La transacción será la primera venta de aviones militares de Estados Unidos a América Latina desde 1981, tras el levantamiento de la "Enmienda Kennedy", que impedía la venta de armas a la región.
La ministra Bachelet dijo que esta decisión obedece a la necesidad de modernizar el material de defensa aérea ya obsoleto, aunque aclaró- que esto no debe ser entendido como una carrera armamentista.
"Con ello obtendremos mejores resultados con menos aviones. En efecto los nuevos aviones reemplazarán a 19 aeronaves dados de baja en el año 2000 y a un número significativo de otros A-37 y Mirage que posee actualmente la Fuerza Aérea", indicó.
La adquisición de la flota de 10 caza F-16 se realizó 23 días después que venciera el plazo impuesto por Lockheed Martin para mantener las condiciones de la oferta inicial, por 660 millones de dólares, plazo que fue renovado hasta el 7 de febrero.
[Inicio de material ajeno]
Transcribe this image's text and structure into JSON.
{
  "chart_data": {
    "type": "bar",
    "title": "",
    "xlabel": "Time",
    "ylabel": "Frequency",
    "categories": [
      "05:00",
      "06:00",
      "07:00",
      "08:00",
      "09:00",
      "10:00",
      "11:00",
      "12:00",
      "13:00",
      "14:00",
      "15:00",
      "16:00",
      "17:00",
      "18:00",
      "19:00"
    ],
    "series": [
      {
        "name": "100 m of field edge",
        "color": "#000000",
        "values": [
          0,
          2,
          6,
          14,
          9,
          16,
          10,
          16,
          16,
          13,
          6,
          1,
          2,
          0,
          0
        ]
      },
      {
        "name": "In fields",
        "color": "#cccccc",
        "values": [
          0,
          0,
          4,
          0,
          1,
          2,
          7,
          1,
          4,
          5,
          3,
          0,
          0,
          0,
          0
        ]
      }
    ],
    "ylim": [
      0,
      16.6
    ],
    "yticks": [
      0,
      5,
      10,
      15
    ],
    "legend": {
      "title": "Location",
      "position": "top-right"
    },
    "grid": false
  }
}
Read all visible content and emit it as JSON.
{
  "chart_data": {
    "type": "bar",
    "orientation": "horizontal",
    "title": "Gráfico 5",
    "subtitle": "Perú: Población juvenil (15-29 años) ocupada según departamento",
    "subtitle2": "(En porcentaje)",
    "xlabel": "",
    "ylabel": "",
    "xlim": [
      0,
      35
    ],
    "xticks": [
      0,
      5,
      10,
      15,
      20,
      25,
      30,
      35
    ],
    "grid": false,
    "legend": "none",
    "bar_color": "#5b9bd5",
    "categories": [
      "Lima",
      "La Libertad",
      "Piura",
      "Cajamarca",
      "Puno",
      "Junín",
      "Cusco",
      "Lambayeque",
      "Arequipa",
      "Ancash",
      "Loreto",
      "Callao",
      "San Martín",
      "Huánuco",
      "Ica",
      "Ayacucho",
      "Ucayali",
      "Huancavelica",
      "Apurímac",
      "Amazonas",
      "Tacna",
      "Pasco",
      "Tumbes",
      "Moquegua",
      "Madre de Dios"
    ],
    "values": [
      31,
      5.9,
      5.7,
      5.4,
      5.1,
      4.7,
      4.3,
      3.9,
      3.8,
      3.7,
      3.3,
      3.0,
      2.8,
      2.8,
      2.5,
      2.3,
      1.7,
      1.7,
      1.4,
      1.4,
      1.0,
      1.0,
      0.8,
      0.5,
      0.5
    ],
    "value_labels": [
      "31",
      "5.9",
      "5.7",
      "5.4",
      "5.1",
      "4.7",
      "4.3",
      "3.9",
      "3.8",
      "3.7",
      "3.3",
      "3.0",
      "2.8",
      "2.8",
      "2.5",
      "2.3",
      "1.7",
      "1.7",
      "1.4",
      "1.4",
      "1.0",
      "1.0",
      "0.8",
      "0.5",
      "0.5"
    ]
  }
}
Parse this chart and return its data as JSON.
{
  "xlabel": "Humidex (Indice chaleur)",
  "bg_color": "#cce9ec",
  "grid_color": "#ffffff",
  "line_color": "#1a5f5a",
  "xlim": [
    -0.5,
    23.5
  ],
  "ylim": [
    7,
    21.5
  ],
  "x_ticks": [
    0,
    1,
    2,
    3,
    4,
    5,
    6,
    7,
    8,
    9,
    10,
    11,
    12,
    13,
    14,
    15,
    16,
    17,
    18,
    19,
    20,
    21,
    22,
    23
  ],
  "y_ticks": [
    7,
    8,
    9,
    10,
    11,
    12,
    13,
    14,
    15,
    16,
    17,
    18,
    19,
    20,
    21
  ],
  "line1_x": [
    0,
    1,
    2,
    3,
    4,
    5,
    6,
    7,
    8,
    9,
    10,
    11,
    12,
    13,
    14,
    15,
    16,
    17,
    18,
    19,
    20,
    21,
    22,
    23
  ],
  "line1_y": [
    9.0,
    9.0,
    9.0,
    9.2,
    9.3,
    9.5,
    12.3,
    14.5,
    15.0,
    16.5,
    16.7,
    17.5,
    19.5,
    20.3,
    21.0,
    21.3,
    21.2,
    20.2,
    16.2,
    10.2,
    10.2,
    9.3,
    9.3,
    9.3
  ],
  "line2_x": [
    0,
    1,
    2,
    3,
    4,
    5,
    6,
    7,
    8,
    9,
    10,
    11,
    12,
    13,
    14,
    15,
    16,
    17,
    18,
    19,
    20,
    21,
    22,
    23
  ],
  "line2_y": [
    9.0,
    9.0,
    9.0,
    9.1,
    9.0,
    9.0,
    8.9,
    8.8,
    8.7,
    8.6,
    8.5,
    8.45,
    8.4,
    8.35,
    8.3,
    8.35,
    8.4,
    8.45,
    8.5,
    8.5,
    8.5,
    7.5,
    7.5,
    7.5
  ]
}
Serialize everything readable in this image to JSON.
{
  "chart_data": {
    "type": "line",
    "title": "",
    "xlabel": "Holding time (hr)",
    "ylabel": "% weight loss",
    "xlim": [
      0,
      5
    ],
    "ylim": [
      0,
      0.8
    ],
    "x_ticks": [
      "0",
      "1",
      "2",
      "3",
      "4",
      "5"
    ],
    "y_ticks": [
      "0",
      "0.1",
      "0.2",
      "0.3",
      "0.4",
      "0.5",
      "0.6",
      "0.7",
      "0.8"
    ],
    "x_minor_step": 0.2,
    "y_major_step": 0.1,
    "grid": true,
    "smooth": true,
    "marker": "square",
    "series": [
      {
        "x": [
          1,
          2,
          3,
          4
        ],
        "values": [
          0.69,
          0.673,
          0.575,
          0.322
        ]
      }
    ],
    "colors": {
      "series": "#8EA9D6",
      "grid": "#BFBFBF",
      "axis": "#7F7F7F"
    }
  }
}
El Estado tendrá un plazo de nueve años para pagar el costo de las aeronaves.
Asimismo, el Ministerio de Defensa informó del inicio de un atractivo "off set" (sistema de compensaciones por una compra), que significará la instalación en Chile de la empresa General Electric, ligada a la fabricación de motores de aviones para la compañía Lockheed Martin.
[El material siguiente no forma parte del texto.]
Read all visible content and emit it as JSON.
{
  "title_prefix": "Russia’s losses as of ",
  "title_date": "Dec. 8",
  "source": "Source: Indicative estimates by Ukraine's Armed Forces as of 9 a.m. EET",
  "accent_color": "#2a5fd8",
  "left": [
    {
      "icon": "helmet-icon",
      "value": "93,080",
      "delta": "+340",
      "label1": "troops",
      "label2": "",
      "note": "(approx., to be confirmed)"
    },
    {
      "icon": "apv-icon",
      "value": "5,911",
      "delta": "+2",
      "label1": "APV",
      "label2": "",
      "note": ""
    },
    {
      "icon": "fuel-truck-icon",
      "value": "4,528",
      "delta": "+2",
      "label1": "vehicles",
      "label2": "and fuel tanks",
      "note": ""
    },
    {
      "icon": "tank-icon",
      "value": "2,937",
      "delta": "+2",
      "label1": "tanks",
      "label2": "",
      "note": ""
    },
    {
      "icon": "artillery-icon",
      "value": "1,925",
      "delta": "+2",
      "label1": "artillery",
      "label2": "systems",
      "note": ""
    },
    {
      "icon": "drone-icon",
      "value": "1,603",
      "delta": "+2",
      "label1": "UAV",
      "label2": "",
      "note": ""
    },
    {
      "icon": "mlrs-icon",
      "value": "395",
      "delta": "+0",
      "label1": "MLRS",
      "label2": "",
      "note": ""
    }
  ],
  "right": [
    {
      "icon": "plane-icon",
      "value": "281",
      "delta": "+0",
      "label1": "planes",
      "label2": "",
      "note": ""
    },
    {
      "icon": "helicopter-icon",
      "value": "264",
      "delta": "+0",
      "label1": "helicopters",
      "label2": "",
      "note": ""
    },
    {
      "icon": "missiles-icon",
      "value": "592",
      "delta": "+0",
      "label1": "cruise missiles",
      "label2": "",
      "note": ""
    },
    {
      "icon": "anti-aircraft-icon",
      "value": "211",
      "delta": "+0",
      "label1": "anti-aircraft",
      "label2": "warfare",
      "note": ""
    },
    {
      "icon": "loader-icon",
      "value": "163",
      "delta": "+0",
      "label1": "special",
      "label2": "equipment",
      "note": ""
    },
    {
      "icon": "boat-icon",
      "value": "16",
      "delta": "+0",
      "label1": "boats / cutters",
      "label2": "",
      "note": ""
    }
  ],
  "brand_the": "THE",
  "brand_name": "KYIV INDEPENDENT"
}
En este sentido, la ministra explicó que en la negociación para la compra de estos aviones hemos asegurado que por cada dólar que Chile gastará, ingresarán al país, como contrapartida, su equivalente en sectores de alta tecnología y generadores de empleo calificado
Por ello, indicó que la primera inversión que será implementada como parte de este acuerdo es la instalación en nuestro país de un centro de alcance mundial de la empresa General Electric para dar asistencia técnica a distancia en el área de motores de aviación, tanto de aeronaves civiles como militares en todo el mundo.
Plan Tridente postergado
El Plan Tridente, que contempla la construcción de cuatro fragatas en conjunto con Alemania, con un costo de 950 millones de dólares, quedó pendiente según decidió el Gobierno.
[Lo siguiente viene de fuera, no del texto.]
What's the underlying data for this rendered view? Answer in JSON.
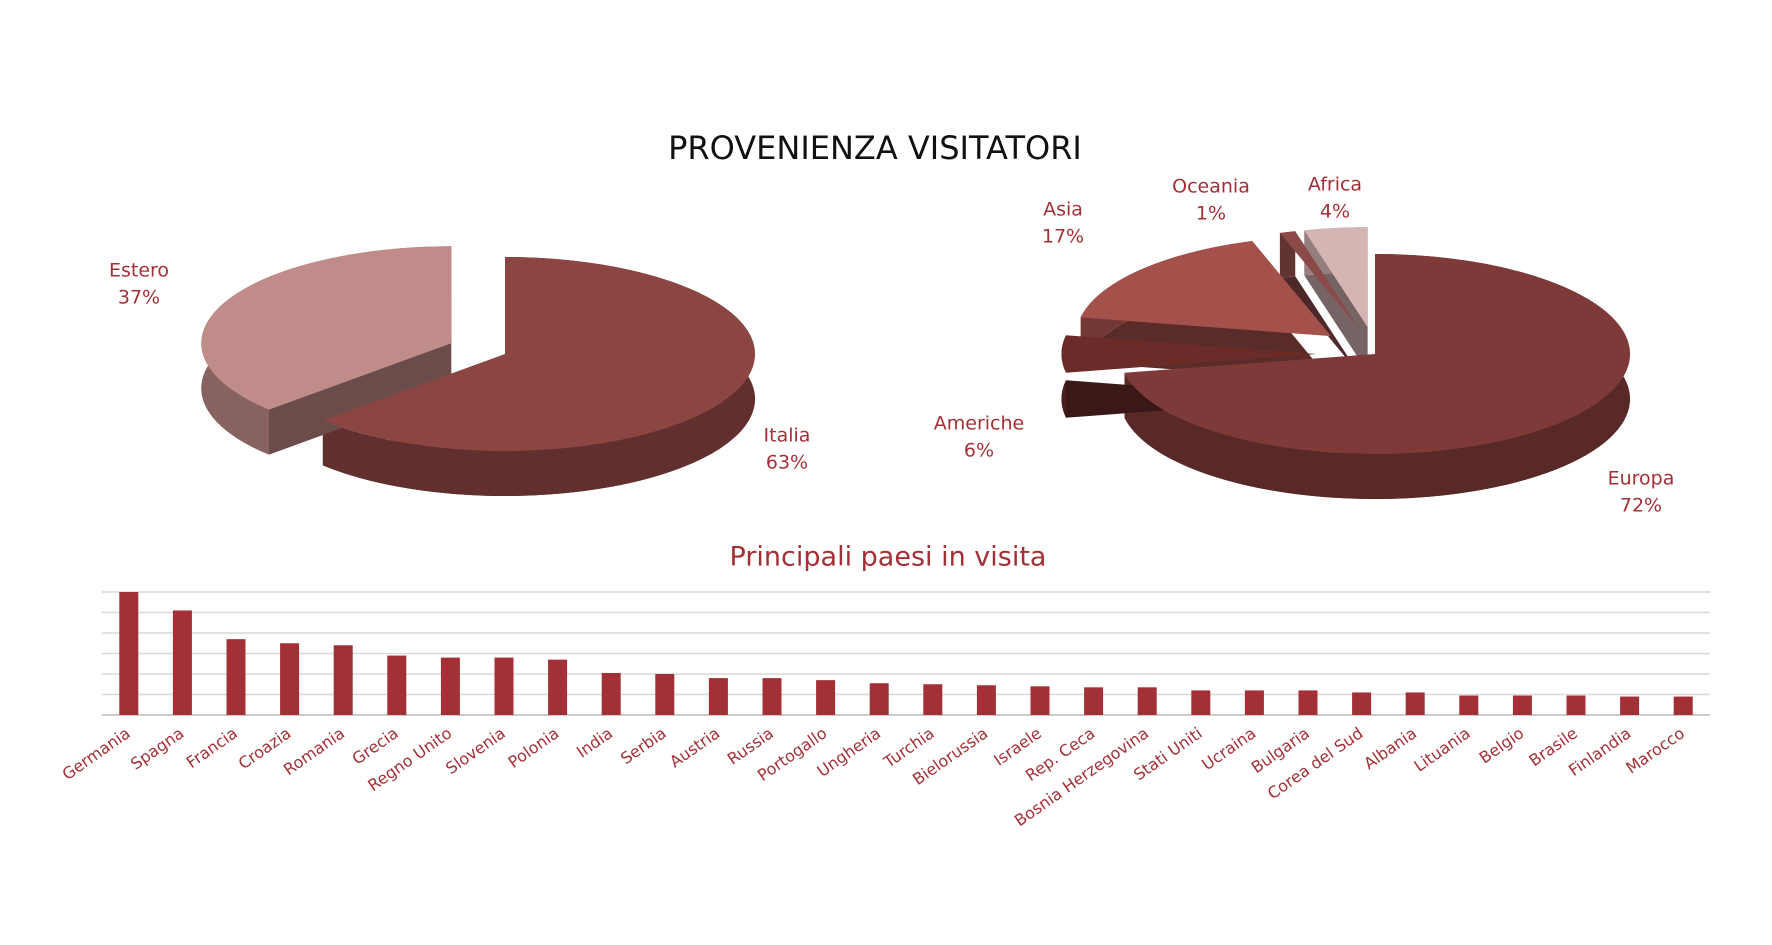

Sin embargo, la ministra de Defensa indicó que este proyecto deberá llevarse a cabo en un futuro próximo. Señaló que la decisión del Presidente Lagos se debe entre otras razones porque dada la actual modalidad de financiamiento, la ejecución del proyecto impondría compromisos que se extenderían por un período de tres mandatos presidenciales sucesivos.
Bachelet dijo que el Gobierno debe tener la certeza de que los planes de renovación de los materiales bélicos contarán con una modalidad de financiamiento conveniente para el país.
Asimismo, indicó que los mecanismos de financiamiento bélico previsto en la actual legislación, en directa a alusión a la Ley del Cobre, son extremadamente rígidos y requieren ser modificados para responder a las necesidades de seguridad de la Nación.